I’ve been a part of Jenna Goldsmith’s Writing Across the Curriculum (WAC) Faculty Learning Community (FLC) this year (we call ourselves WAC-Y). I highly recommend getting involved in this FLC! Great discussions about pedagogy, the purpose and importance of writing in our classes, and our role in our students’ process of (self) discovery.

Today our session was about “Productive Uncertainty and Postpedagogical Practice.” As McIntyre (2018) writes, “Postpedagogy emphasizes experimentation and reflection as integral to composing processes, especially digital composing.” Aside from our awesome discussion about how “struggle” is part of the developmental writing process, “reflection” on that process is just as important. Do our students know how to “self-critique?” Do we give them the tools to evaluate their work as part of this reflective process? As Peter pointed out, “there is nothing as good as a good rubric.”

Related to our discussion, I ran across the attached article about facilitating an important thought process for our students, namely, understanding the purpose of an assignment and how the work fits into course objectives, program requirements, professional goals, and life in general. The best part is that the example has students evaluate the course syllabus with these things in mind. I have never done this! (Today I shamefully admitted that I didn’t do the reading for our WAC session because I didn’t know there was any…to my amazement, it was ON THE SYLLABUS!) Point taken.

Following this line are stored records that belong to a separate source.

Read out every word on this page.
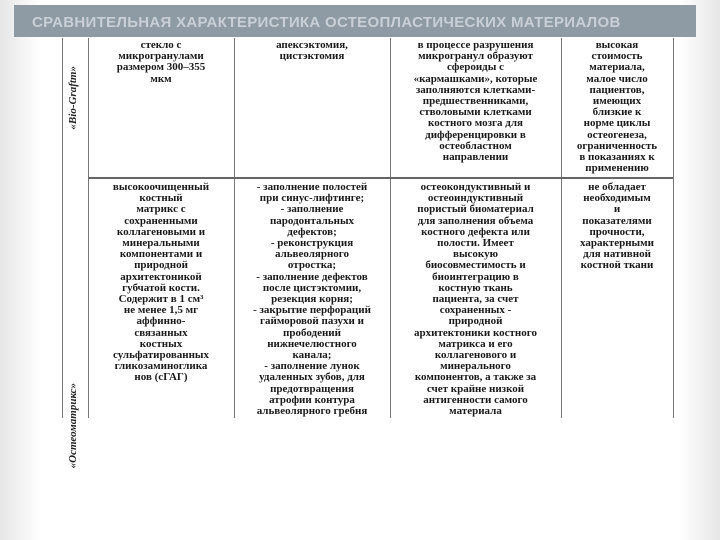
СРАВНИТЕЛЬНАЯ ХАРАКТЕРИСТИКА ОСТЕОПЛАСТИЧЕСКИХ МАТЕРИАЛОВ
«Bio-Graftm»
стекло с
микрогранулами
размером 300–355
мкм
апексэктомия,
цистэктомия
в процессе разрушения
микрогранул образуют
сфероиды с
«кармашками», которые
заполняются клетками-
предшественниками,
стволовыми клетками
костного мозга для
дифференцировки в
остеобластном
направлении
высокая
стоимость
материала,
малое число
пациентов,
имеющих
близкие к
норме циклы
остеогенеза,
ограниченность
в показаниях к
применению
«Остеоматрикс»
высокоочищенный
костный
матрикс с
сохраненными
коллагеновыми и
минеральными
компонентами и
природной
архитектоникой
губчатой кости.
Содержит в 1 см³
не менее 1,5 мг
аффинно-
связанных
костных
сульфатированных
гликозаминоглика
нов (сГАГ)
- заполнение полостей
при синус-лифтинге;
- заполнение
пародонтальных
дефектов;
- реконструкция
альвеолярного
отростка;
- заполнение дефектов
после цистэктомии,
резекция корня;
- закрытие перфораций
гайморовой пазухи и
прободений
нижнечелюстного
канала;
- заполнение лунок
удаленных зубов, для
предотвращения
атрофии контура
альвеолярного гребня
остеокондуктивный и
остеоиндуктивный
пористый биоматериал
для заполнения объема
костного дефекта или
полости. Имеет
высокую
биосовместимость и
биоинтеграцию в
костную ткань
пациента, за счет
сохраненных -
природной
архитектоники костного
матрикса и его
коллагенового и
минерального
компонентов, а также за
счет крайне низкой
антигенности самого
материала
не обладает
необходимым
и
показателями
прочности,
характерными
для нативной
костной ткани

Look over the sample template. Imagine what might happen if we created such a guide for our students for most assignments. Do you think there would ever be a question in their minds about WHY we’re having them do something in our class, WHY it matters to their discipline, or HOW they will use this in their life ever again? Not only does this structure require that students think (and write) about these things, but it also engages them in self-reflection/critique of their work with a checklist and provides the rubric on which they will be assessed.

As you plan for next term, consider utilizing this assignment tool. More importantly, let your students know WHY you’ve adopted this structure and WHY reflection and self-evaluation matters. The more we can contextualize our assignments within a course, program, and life in general, the better students will understand how to communicate the transferable skills they’ve learned as part of their educational experience.